The Obama-King moment is already imbued with a palpable resonance. “It is all so very deep to me,” said Clarence B. Jones, who in 1963 helped King draft his luminous “I Have a Dream” speech that he delivered from the steps of the Lincoln Memorial, opposite the Mall from the Capitol, where Obama will deliver his second inaugural address.
In the days leading up to the inauguration, Jones found himself in the throes of writing a letter to the president. “I’m going to ask him, ‘If you could just pause during your speech on Inauguration Day and look at the Lincoln Memorial, and then in the direction of the King Memorial, and say as you are taking the oath of office, “Martin, this one’s for you,” ’ ” he said.
Jones imagines that Obama might be more than a little introspective Monday. “It is magical,” he says of the confluence of events.
King: A guiding light
Nearly 45 after his death, King remains the lodestar when it comes to the great political causes launched in the United States.
It was his nonviolence movement, sweeping across the country in the late 1950s and early 1960s, that helped bring about passage of the 1964 Civil Rights Bill and 1965 Voting Rights Act, both of which began toppling the legal roadblocks that had inhibited black progress in the nation for so long.
Early in his presidential quest, Obama went to lengths to honor both the rhetorical and geographical landscapes of King’s life and legacy.
Just weeks after he announced his first presidential run in 2007, then-Sen.

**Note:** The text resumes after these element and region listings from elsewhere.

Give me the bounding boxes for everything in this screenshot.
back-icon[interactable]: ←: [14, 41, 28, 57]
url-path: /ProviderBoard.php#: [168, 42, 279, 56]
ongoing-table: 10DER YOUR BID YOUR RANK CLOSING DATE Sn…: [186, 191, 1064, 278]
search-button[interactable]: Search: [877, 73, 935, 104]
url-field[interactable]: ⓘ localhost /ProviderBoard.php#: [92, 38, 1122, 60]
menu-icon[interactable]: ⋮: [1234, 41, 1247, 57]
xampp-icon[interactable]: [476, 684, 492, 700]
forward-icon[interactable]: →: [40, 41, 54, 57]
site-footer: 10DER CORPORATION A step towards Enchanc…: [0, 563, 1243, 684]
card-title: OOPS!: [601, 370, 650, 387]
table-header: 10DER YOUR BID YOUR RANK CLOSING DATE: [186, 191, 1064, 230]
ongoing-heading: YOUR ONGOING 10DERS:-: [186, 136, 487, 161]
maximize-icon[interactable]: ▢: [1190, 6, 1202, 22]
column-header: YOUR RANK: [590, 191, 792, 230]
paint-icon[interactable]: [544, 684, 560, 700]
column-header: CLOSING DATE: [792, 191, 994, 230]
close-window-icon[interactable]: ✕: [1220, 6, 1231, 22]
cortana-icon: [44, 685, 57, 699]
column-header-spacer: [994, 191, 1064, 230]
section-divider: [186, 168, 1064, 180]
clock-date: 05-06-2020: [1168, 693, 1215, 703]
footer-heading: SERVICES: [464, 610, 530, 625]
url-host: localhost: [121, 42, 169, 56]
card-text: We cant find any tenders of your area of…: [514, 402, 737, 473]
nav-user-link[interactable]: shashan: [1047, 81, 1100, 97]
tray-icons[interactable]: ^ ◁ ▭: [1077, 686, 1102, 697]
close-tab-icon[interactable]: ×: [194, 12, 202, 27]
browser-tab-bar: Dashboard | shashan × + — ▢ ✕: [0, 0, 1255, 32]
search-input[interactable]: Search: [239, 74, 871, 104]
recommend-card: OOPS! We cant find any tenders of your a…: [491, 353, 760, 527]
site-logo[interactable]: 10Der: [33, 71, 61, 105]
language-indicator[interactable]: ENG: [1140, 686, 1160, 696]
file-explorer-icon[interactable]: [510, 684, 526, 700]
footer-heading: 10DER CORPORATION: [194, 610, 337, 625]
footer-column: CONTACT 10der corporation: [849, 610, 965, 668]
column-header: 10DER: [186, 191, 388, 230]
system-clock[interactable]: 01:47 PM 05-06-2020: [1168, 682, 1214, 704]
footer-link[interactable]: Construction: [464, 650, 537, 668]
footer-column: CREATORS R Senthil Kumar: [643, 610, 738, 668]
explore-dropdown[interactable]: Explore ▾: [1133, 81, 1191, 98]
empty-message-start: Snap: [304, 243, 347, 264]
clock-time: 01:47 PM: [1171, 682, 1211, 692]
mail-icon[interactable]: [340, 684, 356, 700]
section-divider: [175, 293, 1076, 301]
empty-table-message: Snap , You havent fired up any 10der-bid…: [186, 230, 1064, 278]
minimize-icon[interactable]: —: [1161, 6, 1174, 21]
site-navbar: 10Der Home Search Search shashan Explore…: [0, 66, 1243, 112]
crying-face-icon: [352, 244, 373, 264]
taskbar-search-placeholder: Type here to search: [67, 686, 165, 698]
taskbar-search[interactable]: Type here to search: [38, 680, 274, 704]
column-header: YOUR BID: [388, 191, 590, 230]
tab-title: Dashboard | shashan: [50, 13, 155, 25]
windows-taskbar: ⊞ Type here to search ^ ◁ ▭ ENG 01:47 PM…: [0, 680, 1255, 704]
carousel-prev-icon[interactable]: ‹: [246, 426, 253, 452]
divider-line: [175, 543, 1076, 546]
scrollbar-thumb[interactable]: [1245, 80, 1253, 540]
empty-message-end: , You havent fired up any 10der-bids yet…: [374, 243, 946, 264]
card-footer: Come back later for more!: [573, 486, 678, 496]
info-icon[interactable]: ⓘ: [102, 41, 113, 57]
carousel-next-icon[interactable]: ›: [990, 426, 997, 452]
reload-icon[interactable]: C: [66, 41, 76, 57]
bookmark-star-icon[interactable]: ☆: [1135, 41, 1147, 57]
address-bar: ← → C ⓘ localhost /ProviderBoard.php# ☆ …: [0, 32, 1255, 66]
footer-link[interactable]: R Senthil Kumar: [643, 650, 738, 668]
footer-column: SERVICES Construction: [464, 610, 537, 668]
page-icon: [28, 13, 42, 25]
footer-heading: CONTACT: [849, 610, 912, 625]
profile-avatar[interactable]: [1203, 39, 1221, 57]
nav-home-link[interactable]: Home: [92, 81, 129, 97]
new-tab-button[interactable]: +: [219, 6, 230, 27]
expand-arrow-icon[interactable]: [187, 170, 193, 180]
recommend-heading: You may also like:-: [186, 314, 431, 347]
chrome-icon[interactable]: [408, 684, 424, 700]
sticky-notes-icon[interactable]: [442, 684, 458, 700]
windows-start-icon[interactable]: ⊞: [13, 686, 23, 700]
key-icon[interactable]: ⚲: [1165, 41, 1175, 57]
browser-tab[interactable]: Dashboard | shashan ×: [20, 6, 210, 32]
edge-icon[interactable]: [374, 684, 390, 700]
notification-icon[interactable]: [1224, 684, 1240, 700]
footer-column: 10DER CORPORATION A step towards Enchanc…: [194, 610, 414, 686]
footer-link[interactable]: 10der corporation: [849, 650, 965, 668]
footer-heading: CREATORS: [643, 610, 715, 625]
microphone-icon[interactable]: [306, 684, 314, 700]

Barack Obama ventured to the Brown Chapel in Selma, Ala.
In the annals of black history, Selma is unforgettable.
The church is where King in 1965 addressed civil rights groups that were working to register black voters. Their efforts were met with attacks by the Ku Klux Klan and actions by local law enforcement. King called it a “symbol of bitter-end resistance to the civil rights movement in the Deep South.”
On March 7, 1965, about 600 civil rights protesters — men, women and children — staged a march in Selma. They were viciously beaten and bloodied by Alabama state troopers. Some of the footage — ghastly and shocking — was shown on national television. It would come to be known as “Bloody Sunday.”
In 2007, standing inside Brown Chapel, Obama looked out across a congregation that included veterans of Bloody Sunday: “My very existence might not have been possible had it not been for some of the folks here today. . . . You see, my grandfather was a cook to the British in Kenya. Grew up in a small village, and all his life, that’s all he was — a cook and a houseboy. And that’s what they called him, even when he was 60 years old. They called him a houseboy. They wouldn’t call him by his last name. Call him by his first name. Sound familiar?”